This is going to be brief (for once). The series is still interesting. Toby is still creating "Oh, Toby!" moments, but this time, she's joined in her faux pas by most of the cast. Toby's liege sends her after his missing (adult) niece, who is in charge of a small independent Faerie political unit named Tamed Lightning. Most of Tamed Lightning is a computer company, and it turns out that the place is hosting a serial killer: especially problematic for Fae, who otherwise can expect to live forever. What follows is a semi-locked room mystery, because communications in and out of Tamed Lightning are ... problematic.
So I thought an awful lot of the plot was telegraphed, even though Toby was missing all sorts of things for most of the book, and the non-murderous people at ALH (the company) were missing all the things that they weren't actively hiding from Toby.
- It was pretty clear less than a quarter of the way into the book that Alex and Terrie were more or less automatically seducing Toby and Quentin. About halfway through it, I began to suspect that they were the same person.
- The telephone situation was suspicious to me long before it was suspicious to Toby.
- April was my number one suspect for the murders when I was about 70% of the way in, although there wasn't any motive. But I was pretty sure that the fact that she didn't understand normal living beings was going to be involved.
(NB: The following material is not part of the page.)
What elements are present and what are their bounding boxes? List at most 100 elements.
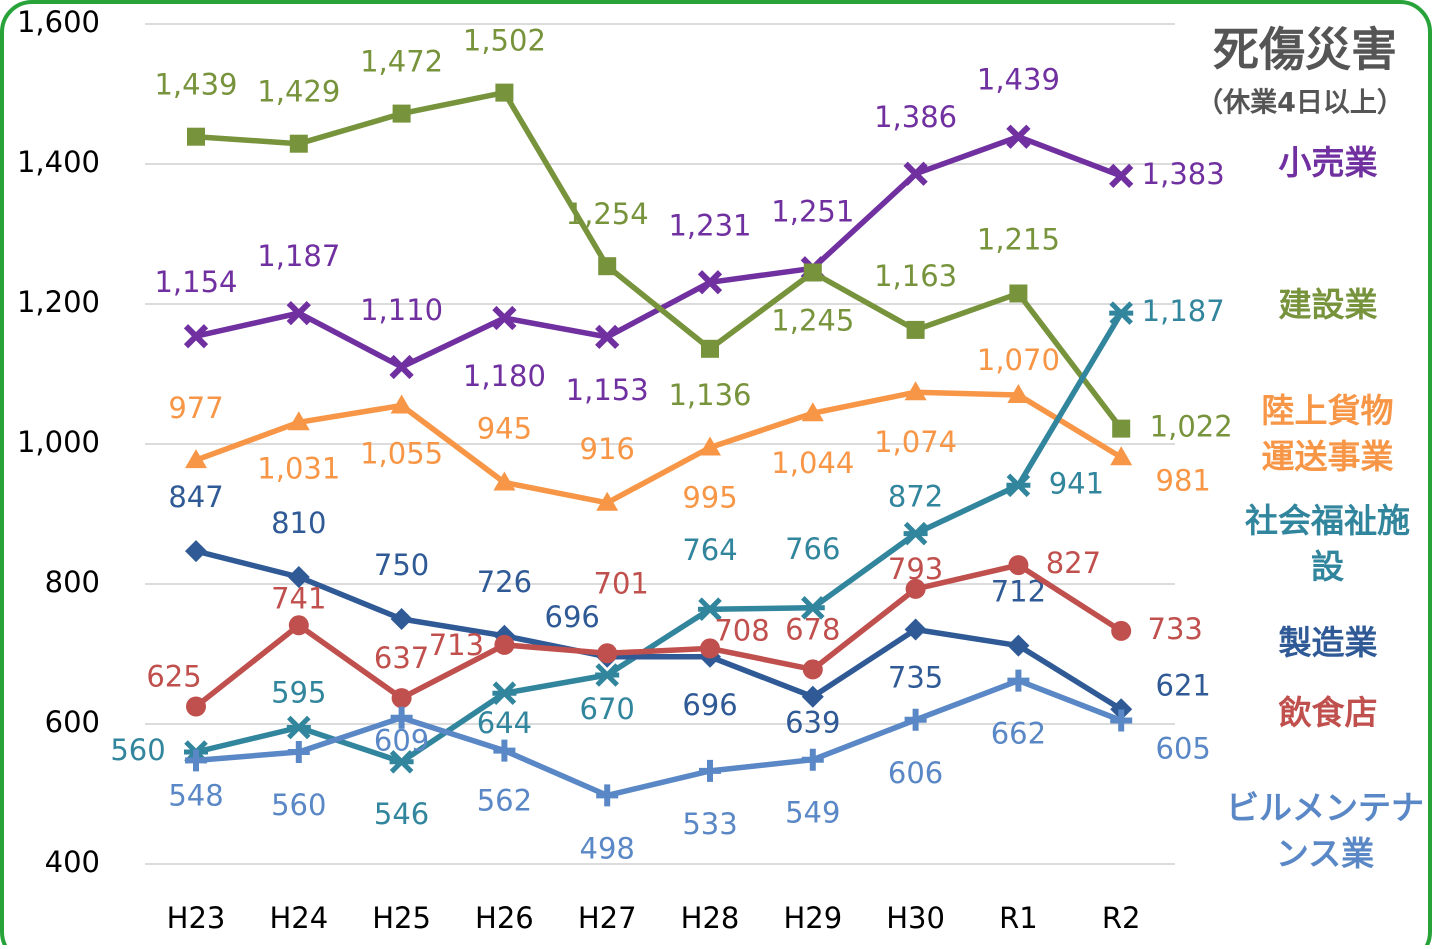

- Gordan as a suspect occurred to me at roughly the same time. And then I double-thought myself away from her because she so obviously disliked Toby and Quentin that it was somehow too easy to think of her as a murderer.
- It was also clear, less than halfway through, that the ALH staff were lying through their teeth about a lot of things.
I don't know whether I've ever mentioned that I used to read a lot of mysteries, ranging from Heron Carvic's cozy "Miss Seeton" series to Ed McBain's hard-boiled police procedurals. I don't think McGuire played very honestly here with the core of the mystery. I don't believe that there was any way that a reader could have anticipated Gordan's motivation, nor how deranged she was.
What ALH – and Gordan in particular – was trying to accomplish has been explored before in stories I've read. C.J. Cherryh's Voyager in Night come to mind, for example.
Still, I enjoyed the ride while I was on it.